Thai soldiers detain a pro-government protester during a demonstration against the coup in downtown Bangkok on Friday. (Associated Press)
Thai soldiers detain a pro-government protester during a demonstration against the coup in downtown Bangkok on Friday. (Associated Press)

BANGKOK – A spokesman for Thailand’s coup leaders says the army will detain former Prime Minister Yingluck Shinawatra, Cabinet members and anti-government protest leaders for up to a week to give them “time to think.”

Ousted members of Thailand’s former government surrendered to the new military junta Friday, as soldiers forcefully dispersed hundreds of anti-coup activists who defied a ban on large-scale gatherings to protest the army’s seizure of power.

Deputy army spokesman Col. Weerachon Sukondhapatipak said today that Yingluck and dozens of other political figures have had their phones confiscated. He would not reveal their location.

The move appears aimed at preventing any political leaders from contacting supporters to rally them against the coup.

The military seized power on Thursday after two days of peace talks in which neither political faction would agree to step aside. The junta says it acted to prevent more turmoil after months of sometimes violent street protests and deadlock between the elected government and protesters supported by Thailand’s elite establishment.

Troops detained at least two activists during the protest in downtown Bangkok, which descended into scuffles but ended without injury and marked one of the first open challenges to the military since Thursday’s coup.

The junta, though, remained firmly in charge, summoning more than 100 top political figures – the entire ousted government, their associates and a handful of their opponents. It also banned those on its wanted list from leaving the country.

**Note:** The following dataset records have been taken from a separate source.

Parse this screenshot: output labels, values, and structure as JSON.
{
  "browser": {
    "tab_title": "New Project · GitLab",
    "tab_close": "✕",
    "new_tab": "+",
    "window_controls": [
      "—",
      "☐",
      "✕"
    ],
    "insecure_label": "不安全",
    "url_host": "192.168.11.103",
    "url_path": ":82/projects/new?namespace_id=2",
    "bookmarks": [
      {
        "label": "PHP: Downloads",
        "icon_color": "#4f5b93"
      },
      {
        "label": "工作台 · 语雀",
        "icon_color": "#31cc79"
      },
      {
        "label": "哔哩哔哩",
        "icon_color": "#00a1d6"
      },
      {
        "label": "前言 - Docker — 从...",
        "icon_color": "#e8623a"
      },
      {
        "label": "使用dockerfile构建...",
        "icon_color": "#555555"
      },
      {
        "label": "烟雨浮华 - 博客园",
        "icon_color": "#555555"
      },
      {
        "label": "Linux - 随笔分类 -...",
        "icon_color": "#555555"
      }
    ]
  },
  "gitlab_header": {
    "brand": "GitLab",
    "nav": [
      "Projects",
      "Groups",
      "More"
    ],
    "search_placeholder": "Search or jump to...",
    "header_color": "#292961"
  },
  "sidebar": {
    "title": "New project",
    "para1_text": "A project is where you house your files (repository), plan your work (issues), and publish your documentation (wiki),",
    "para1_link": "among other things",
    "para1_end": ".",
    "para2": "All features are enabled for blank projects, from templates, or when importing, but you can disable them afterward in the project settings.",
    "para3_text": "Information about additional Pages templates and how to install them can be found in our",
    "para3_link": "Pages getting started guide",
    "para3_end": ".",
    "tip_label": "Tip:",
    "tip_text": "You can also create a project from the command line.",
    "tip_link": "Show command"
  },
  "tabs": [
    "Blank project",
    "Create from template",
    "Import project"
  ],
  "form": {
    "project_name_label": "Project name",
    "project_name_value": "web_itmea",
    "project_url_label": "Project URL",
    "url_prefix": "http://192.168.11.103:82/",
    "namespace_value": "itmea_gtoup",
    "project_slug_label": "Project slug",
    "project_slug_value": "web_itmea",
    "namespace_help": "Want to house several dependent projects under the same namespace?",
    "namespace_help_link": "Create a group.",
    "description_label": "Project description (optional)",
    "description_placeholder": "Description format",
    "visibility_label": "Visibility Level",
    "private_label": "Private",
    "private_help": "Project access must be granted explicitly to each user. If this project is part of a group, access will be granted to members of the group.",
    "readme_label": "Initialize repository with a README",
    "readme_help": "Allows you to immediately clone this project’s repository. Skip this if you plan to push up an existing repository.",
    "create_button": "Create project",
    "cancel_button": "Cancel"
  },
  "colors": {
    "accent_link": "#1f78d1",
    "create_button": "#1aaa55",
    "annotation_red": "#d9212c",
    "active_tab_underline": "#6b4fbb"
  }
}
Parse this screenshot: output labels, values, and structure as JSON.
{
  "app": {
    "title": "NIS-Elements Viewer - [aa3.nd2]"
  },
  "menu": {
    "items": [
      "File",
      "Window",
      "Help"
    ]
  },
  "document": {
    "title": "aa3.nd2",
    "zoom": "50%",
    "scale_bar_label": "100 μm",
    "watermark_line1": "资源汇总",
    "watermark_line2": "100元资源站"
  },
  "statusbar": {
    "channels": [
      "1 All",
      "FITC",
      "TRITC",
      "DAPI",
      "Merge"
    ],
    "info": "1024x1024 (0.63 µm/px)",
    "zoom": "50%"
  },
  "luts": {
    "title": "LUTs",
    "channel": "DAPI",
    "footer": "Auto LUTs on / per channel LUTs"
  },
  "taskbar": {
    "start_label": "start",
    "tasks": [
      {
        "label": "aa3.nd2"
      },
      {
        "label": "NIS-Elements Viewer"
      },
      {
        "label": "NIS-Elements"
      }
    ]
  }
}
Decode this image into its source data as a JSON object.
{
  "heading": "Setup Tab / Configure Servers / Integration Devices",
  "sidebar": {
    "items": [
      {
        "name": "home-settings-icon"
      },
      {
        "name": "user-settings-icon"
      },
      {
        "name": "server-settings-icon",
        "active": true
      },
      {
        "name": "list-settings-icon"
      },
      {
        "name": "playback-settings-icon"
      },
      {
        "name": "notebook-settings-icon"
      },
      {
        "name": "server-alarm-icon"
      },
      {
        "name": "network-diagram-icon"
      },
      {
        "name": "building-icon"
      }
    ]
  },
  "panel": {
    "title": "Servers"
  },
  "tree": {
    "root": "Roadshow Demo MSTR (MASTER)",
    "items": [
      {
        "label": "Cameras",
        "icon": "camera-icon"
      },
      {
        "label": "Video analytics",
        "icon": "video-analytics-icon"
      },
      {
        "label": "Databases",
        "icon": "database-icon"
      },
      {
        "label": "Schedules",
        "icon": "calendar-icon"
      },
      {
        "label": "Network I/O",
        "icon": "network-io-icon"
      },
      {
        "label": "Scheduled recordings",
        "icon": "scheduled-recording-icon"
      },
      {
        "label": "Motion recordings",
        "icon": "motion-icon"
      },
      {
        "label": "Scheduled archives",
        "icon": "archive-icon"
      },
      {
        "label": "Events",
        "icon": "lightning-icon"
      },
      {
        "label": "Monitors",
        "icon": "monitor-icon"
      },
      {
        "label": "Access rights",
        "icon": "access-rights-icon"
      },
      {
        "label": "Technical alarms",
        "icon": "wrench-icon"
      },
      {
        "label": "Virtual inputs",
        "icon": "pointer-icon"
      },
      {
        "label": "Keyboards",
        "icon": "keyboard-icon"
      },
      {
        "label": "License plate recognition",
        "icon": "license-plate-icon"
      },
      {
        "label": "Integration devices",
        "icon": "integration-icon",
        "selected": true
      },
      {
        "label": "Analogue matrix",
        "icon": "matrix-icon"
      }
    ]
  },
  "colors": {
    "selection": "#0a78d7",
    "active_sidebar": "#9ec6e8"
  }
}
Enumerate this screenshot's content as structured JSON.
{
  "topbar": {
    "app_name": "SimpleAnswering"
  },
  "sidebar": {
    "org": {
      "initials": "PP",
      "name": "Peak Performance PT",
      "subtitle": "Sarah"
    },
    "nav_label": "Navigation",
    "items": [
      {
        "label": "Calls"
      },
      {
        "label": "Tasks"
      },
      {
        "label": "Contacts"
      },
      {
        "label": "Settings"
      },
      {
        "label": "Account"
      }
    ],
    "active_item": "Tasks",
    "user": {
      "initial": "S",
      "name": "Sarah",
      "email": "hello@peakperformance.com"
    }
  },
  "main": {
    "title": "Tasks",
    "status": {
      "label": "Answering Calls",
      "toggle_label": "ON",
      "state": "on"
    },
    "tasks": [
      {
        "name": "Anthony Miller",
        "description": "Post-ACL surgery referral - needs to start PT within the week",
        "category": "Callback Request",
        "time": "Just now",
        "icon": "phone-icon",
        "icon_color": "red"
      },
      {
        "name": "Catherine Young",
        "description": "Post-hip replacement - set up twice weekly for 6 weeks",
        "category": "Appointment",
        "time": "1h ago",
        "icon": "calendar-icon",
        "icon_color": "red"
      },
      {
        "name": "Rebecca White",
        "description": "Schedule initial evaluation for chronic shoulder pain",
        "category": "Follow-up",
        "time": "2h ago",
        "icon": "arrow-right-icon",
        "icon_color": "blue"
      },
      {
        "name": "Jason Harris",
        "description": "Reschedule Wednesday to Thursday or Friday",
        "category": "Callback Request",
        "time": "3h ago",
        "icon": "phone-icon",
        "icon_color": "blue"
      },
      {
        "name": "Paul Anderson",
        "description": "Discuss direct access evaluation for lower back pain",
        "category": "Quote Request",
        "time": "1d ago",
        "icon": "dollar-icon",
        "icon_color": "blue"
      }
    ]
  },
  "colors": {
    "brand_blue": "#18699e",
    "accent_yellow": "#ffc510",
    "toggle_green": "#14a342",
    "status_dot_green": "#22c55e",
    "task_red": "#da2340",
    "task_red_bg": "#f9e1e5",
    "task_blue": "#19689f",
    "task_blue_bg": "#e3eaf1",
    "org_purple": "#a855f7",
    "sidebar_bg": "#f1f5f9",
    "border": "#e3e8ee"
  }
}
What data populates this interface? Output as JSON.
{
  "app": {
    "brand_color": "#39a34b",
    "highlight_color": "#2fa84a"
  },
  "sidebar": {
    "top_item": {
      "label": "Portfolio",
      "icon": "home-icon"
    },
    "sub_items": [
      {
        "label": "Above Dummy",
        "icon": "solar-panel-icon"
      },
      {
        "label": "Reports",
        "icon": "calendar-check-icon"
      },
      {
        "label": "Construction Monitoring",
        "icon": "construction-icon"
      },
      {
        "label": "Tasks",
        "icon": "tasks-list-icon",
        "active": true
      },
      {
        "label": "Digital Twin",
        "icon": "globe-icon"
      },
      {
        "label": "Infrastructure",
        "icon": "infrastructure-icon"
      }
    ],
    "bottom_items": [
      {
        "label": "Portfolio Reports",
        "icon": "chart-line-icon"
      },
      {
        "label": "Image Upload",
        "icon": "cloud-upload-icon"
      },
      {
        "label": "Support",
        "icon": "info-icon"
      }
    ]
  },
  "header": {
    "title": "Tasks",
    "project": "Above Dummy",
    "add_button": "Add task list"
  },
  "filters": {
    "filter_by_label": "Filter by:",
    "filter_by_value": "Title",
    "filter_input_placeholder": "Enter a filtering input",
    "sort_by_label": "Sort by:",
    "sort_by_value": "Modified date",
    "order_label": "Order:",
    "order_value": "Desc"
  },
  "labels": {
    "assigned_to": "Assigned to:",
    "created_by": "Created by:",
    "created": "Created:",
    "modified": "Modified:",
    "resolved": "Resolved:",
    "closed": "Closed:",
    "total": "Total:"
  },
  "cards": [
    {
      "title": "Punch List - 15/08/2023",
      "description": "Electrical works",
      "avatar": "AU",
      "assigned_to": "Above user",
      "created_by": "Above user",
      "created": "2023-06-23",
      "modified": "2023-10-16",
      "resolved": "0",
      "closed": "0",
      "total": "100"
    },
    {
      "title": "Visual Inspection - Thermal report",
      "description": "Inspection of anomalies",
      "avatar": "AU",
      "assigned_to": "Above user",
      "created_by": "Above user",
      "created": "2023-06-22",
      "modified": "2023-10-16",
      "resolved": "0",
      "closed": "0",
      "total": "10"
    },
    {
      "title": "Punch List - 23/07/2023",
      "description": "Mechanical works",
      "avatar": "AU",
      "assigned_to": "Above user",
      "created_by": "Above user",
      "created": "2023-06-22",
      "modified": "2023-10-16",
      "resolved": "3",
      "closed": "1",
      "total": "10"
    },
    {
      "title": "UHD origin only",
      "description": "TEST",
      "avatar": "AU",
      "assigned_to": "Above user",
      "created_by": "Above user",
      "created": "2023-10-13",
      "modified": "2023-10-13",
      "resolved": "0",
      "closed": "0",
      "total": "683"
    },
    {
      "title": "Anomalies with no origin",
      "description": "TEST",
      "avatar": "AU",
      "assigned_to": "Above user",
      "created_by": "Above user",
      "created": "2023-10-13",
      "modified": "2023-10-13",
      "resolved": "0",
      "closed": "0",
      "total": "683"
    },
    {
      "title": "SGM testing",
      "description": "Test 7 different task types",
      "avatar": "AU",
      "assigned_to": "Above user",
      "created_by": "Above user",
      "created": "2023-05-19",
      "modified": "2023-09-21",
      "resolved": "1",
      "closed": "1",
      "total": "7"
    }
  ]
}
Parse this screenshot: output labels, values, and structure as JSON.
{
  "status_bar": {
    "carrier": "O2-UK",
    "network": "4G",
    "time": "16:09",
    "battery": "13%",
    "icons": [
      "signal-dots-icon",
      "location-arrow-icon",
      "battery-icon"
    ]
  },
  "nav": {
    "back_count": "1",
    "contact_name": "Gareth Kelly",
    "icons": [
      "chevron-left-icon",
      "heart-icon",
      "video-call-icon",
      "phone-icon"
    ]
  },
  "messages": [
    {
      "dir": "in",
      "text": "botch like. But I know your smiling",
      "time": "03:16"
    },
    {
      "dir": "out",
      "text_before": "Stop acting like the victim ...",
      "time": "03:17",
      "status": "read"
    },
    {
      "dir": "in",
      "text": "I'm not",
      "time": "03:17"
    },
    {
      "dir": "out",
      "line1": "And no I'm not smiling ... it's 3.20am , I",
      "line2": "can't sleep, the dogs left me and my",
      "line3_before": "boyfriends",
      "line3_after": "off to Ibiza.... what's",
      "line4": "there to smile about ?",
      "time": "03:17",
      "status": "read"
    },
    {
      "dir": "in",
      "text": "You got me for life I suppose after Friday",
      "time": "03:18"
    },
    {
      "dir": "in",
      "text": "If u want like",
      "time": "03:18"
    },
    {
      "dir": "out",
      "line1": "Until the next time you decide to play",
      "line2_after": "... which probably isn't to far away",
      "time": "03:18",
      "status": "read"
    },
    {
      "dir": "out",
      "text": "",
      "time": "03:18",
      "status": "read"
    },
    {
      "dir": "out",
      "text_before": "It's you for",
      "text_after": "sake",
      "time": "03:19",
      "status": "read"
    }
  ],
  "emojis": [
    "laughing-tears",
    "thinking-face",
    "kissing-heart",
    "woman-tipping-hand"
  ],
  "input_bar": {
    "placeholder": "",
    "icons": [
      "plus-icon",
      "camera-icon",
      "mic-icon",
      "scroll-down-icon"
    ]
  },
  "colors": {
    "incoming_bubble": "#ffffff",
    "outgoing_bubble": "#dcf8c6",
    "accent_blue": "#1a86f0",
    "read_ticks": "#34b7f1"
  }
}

By nightfall, dozens of the VIPs who turned themselves in were still being held.

Most of the country was calm, and there was little military presence on Bangkok’s streets. An overnight curfew from 10 p.m. to 5 a.m. was still in effect.

Restrictions on TV broadcasts and on posting inflammatory comments on social media remained in effect, and many Thais were reluctant to comment publicly on the coup.

The U.S. State Department said it has suspended $3.5 million in military aid to Thailand and is reviewing a further $7 million in bilateral assistance and other aid.